Microbial Diversity Analysis of Sediment from Nakdong River Estuary in the Republic of Korea Using 16S rRNA Gene Amplicon Sequencing.

Deterioration of sediment quality has been found in the Nakdong River Estuary after large-scale reclamations. Here, I report microbial diversity in sediments of Nakdong River Estuary in the Republic of Korea based on 16S rRNA gene sequencing by next-generation sequencing (NGS) techniques. The dominant bacterial phyla were Proteobacteria, Firmicutes, Bacteroidetes, and Planctomycetes.

ANNOUNCEMENT

Nakdong River Estuary is the largest estuary in the Republic of Korea, and it has been protected by law since the 1960s to maintain a natural ecosystem because this estuary is of great value as seaweed and shellfish grounds. The estuary is a critical stopover site for migratory birds because of its location in the center of the East Asia-Australia flyway (1, 2). However, the topography of Nakdong River Estuary has been severely changed by large coastal developments, such as the constructions of the Nakdong River Estuary Barrage (1987) and Busan New Port (under construction from 1997) (3, 4). Deterioration of sediment quality was found after the reclamations, and it is important to investigate sediment conditions for preparing countermeasures (2, 5). In the present study, I analyzed the microbial diversity of the sediment from Nakdong River Estuary using 16S rRNA gene amplicon sequencing.
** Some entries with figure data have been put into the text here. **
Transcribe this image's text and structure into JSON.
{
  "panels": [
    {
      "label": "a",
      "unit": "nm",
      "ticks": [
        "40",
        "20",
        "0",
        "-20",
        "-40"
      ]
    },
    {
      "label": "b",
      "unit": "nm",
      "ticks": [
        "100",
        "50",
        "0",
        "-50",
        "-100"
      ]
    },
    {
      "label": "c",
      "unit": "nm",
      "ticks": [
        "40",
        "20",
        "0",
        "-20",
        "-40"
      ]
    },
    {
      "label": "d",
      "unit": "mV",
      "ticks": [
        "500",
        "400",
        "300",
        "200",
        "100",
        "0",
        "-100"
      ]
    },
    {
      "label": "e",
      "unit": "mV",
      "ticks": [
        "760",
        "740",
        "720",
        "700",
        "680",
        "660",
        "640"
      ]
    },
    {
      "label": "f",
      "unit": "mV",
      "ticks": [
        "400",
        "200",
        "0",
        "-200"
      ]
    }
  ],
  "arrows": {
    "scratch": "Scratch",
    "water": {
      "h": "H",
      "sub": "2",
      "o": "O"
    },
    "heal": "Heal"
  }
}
The sediments were sampled using an acryl pipe (diameter, 5 cm; height, 20 cm) at Jinudo (sandbar), which is located in the northern part of Nakdong River Estuary (35°4′5.7ʺ N, 128°52ʹ56.5ʺ E), in July 2017 and stored at 4°C for further analysis. The sediment properties after sampling are shown in Table 1. Total DNA was extracted from 100 mg of sediment using the PowerSoil DNA isolation kit (Qiagen) according to the manufacturer’s instructions. A 16S rRNA gene amplicon sequencing library targeting the V3 to V4 regions was amplified with the primers 337F and 805R (6) according to the manufacturer’s protocol (Illumina, San Diego, CA). The sequencing of the prepared library was performed with an Illumina MiSeq platform using 300-bp paired ends at Theragen Etex, Inc. (Suwon, Republic of Korea) and generated 832,242 raw reads. The barcode, linker, and primer sequences were removed, and the removed reads were merged with paired-end reads using FLASH v1.2.11 (7). The reads with a low quality score (average score, < 20) or shorter than 300 bp were filtered out. The number of operational taxonomic units (OTUs) was determined by de novo clustering the sequences by a 97% sequence identity cutoff using QIIME software (v1.8.0) (8). Taxonomic abundance was calculated with RDP Classifier v1.1 using a confidence threshold of 0.8 (9).

TABLE 1

Sediment properties analyzed after sampling

Parameter	Value	SD
pH	7.00	0.07
Loss on ignition (%)	3.13	0.12
PO4-P (mg/liter)	0.92	0.12
NO2-N (mg/liter)	NDa
ORP (mV)	−218.1	18.7
Water content (%)	38.4	0.9
NH3-N (mg/liter)	1.24	0.07
NO3-N (mg/liter)	0.02	0

ND, not detected.

The taxonomic classifications at the phylum level were as follows: Proteobacteria (37.3%), Firmicutes (7.2%), Bacteroidetes (6.5%), Planctomycetes (5.3%), Chlamydiae (2.8%), Cyanobacteria (2.3%), Verrucomicrobia (1%), Arthropoda (0.7%), Spirochaetes (0.6%), Bacillariophyta (0.6%), and Chloroflexi (0.3%). This diverse microbial abundance denotes that multifaceted mechanisms are proceeding in Nakdong River Estuary. These results provide expanded knowledge of the microbial community of Nakdong River Estuary and aid in developing appropriate strategies and management tools for Nakdong River Estuary.

Data availability.

The 16S rRNA gene amplicon sequences obtained from this study have been deposited in the Sequence Read Archive (SRA) of the NCBI database under the project accession number SRP157404.